HOBI Faculty Member Mentors Two Undergraduates

Photo of Dr. SalloumRamzi Salloum, Ph.D., will serve as a faculty mentor for two undergraduate students enrolled in UF’s 2017-2018 Emerging Scholars Program: Yasmine Hamzah and Kayla Childs.

The Emerging Scholars Program, an entry-level research program sponsored by the Center for Undergraduate Research, offers freshmen and sophomores the opportunity to engage in research in a learning environment that extends beyond the classroom. Students in the program receive a $1,000 scholarship to work on research projects with their faculty mentors for two semesters beginning in January 2018. Students present their research at UF’s annual Undergraduate Research Day.

Salloum, an assistant professor in the Department of Health Outcomes & Biomedical Informatics (HOBI) and a faculty member at the Institute for Child Health Policy (ICHP), is a health economist who specializes in cancer prevention and tobacco control. He is currently working with the OneFlorida Clinical Research Consortium’s Cancer Control Alliance to scale up a tobacco prevention intervention aimed at adolescents in pediatric clinics across Florida. The team has developed a support tool for use in pediatric clinics that will screen patients for tobacco use in its myriad forms, from conventional cigarettes to such alternatives as chewing tobacco, e-cigarettes and the waterpipe, or hookah. The device will promote patient-provider communication about tobacco prevention, as well.

Yasmine Hamzah is a 19-year-old sophomore from Tampa who plans to go to medical school after finishing her undergraduate degree.

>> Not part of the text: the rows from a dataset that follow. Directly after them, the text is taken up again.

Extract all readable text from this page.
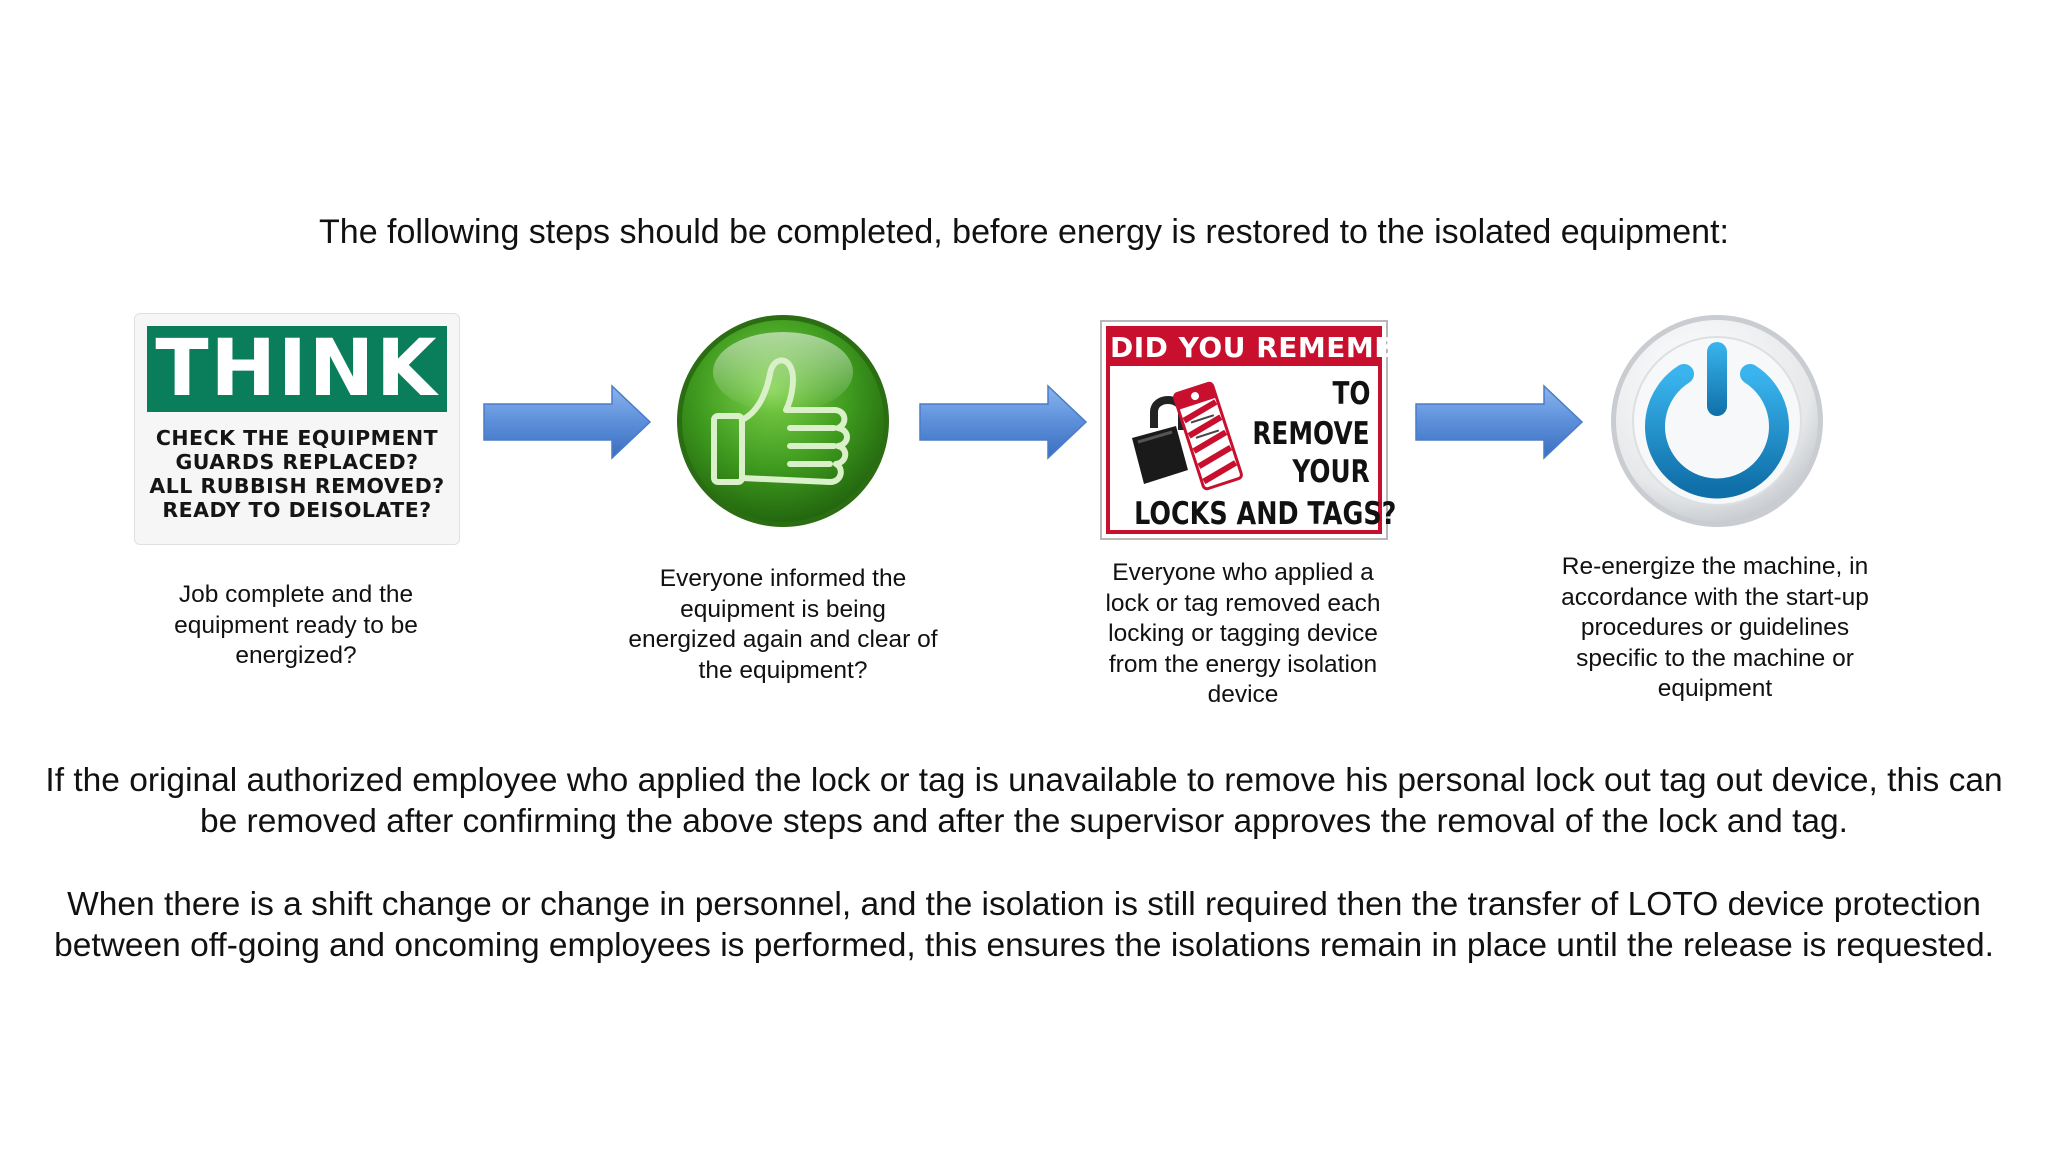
The following steps should be completed, before energy is restored to the isolated equipment:
THINK
CHECK THE EQUIPMENT
GUARDS REPLACED?
ALL RUBBISH REMOVED?
READY TO DEISOLATE?
DID YOU REMEMBER
TO
REMOVE
YOUR
LOCKS AND TAGS?
Job complete and the equipment ready to be energized?
Everyone informed the equipment is being energized again and clear of the equipment?
Everyone who applied a lock or tag removed each locking or tagging device from the energy isolation device
Re-energize the machine, in accordance with the start-up procedures or guidelines specific to the machine or equipment
If the original authorized employee who applied the lock or tag is unavailable to remove his personal lock out tag out device, this can be removed after confirming the above steps and after the supervisor approves the removal of the lock and tag.
When there is a shift change or change in personnel, and the isolation is still required then the transfer of LOTO device protection between off-going and oncoming employees is performed, this ensures the isolations remain in place until the release is requested.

“I chose to work with Dr. Salloum because his research on adolescent tobacco use is important in bettering the lives of people long-term,” she said.

Hamzah’s research project, “A mixed-methods approach for the development of a tobacco prevention clinical support tool for pediatric primary care,” involves analyzing qualitative data that Salloum’s research team has collected from interviews of patients and focus groups of providers. Hamzah also will work with the team on a research paper for publication in a peer-reviewed journal.

Kayla Childs, 19, is a sophomore from Tampa pursuing a dual degree in health science and economics. She, too, plans to go to medical school.

“My interest in working with Dr. Salloum stemmed from my desire to understand the policy and economic side of health care,” she said. “I hope to take what I learn through research with Dr. Salloum into my career as a physician.”

Childs’ research project, “Measurement of Intervention Costs in Implementation Research: A Systematic Review,” involves conducting a literature review to identify and describe the use of intervention costing methods used in implementation research studies.

“Cost and cost effectiveness of tobacco control interventions are critical parts of dissemination and implementation of research findings into healthcare delivery settings,” Childs wrote in her research project summary.

Salloum said he is looking forward to introducing his students to academic research, engaging them fully in the process, and helping them develop their capacity for creativity and analytical thinking.

“I am counting on Yasmine and Kayla to bring their enthusiasm and ideas to the team, as well, as we develop and test new approaches to preventing tobacco use in teens.” Salloum said.